Spatio-temporal regulation of ligand trafficking and TLR9 activation involves PIEZO1 mechanosensing in human plasmacytoid dendritic cells

Plasmacytoid dendritic cells (pDCs) are specialized innate immune cells which play a pivotal role in antiviral immunity by producing large quantities of type I interferons (IFNs) upon sensing nucleic acids via Toll-like receptor 9 (TLR9). Synthetic oligodeoxynucleotides (ODNs) such as CpGA and CpGB, both containing unmethylated CpG motifs, are commonly used experimental TLR9 agonists. Interestingly, CpGA and CpGB elicit markedly different responses in pDCs – CpGA induces robust IFN-α production, whereas CpGB does not. The mechanistic basis underlying this ligand-specific functional divergence has remained unclear. Here, we identify PIEZO1, a mechanosensory ion channel, as a critical determinant of ligand-specific IFN responses in human primary pDCs. We demonstrate that unlike CpGB, CpGA self-associates into larger aggregates that generate membrane tension during cellular uptake, leading to activation of PIEZO1. This activation triggers localized calcium influx and cytoskeletal remodeling, resulting in the formation of local F-actin structures that retain CpGA within early endosomes enabling sustained IRF7 nuclear translocation and robust type I IFN production.
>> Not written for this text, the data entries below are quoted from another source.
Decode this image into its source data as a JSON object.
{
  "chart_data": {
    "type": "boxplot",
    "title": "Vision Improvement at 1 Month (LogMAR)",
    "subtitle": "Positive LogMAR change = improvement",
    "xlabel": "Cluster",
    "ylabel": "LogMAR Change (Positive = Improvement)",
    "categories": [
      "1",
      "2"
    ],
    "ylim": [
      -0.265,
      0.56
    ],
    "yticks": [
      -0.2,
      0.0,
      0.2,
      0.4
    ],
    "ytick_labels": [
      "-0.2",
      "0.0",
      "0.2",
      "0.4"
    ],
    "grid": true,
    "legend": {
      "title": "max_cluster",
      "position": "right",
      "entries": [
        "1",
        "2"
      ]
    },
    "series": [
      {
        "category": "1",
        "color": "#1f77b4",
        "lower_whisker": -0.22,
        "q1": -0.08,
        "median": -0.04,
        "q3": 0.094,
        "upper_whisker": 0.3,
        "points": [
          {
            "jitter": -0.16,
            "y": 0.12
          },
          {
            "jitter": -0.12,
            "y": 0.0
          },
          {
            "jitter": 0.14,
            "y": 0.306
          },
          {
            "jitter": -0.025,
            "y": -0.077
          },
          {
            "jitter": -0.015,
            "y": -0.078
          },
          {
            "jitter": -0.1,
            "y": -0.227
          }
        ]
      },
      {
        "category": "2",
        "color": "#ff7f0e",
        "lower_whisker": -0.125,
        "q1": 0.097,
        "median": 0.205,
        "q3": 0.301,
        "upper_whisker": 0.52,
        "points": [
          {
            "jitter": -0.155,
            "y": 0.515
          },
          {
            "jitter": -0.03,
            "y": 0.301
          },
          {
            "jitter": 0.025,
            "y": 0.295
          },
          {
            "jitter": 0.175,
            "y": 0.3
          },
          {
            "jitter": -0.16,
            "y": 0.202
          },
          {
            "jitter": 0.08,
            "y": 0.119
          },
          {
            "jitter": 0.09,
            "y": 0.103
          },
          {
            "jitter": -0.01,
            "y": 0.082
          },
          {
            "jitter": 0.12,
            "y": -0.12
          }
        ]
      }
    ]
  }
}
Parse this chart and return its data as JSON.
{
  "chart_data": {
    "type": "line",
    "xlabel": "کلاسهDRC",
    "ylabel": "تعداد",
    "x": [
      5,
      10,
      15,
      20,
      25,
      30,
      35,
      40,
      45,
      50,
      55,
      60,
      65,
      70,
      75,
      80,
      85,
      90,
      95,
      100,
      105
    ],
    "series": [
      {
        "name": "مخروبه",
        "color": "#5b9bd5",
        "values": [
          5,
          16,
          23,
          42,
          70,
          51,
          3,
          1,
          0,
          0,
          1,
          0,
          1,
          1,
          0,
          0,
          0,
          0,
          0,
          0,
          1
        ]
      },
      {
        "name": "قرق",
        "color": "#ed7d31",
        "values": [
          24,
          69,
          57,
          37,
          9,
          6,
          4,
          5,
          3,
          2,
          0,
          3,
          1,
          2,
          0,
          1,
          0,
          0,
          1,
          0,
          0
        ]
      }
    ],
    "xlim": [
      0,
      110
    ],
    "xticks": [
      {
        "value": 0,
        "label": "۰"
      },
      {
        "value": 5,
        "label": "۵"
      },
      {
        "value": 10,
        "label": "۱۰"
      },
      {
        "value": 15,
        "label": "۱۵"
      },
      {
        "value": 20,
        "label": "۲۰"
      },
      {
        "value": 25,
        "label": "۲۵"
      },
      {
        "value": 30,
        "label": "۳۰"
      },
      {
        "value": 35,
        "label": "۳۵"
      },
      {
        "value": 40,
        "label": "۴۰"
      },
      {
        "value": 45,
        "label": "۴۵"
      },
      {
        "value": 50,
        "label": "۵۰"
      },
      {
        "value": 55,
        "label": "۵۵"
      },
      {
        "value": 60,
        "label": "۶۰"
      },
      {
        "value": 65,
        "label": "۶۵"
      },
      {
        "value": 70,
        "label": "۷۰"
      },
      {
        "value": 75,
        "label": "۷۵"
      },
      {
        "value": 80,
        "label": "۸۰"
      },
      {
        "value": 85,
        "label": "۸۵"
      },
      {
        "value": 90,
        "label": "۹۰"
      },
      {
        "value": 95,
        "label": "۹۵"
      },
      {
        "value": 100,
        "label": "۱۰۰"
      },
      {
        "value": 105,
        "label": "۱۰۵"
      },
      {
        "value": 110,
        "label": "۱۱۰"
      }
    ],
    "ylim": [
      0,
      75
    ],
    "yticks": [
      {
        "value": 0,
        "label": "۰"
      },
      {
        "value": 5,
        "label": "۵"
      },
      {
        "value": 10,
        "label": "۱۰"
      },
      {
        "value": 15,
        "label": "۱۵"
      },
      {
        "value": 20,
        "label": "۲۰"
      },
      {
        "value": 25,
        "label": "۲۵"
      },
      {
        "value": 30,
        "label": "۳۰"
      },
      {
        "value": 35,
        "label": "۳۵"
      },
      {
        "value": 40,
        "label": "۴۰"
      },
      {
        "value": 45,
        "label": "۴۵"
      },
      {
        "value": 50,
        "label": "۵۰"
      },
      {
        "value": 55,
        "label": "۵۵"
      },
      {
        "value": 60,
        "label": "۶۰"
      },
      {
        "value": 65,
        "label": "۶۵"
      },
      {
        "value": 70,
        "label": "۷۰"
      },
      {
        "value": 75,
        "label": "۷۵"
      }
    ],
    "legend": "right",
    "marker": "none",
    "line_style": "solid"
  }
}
Disruption of PIEZO1 or actin polymerization abrogates CpGA-induced IFN production, while pharmacological activation of Piezo1 enhances IFN production in response to CpGB. Thus, these findings uncover a previously unrecognized biophysical checkpoint in nucleic acid sensing, wherein membrane tension is transduced via PIEZO1 into spatially controlled TLR9 signaling. Overall, our study establishes PIEZO1 mechanosensing at the plasma membrane as a key regulatory event in nucleic acid-induced immunity, with different functional outcomes based on the cargo structure, opening potential new avenues for modulating type I IFN responses in infection and autoimmunity.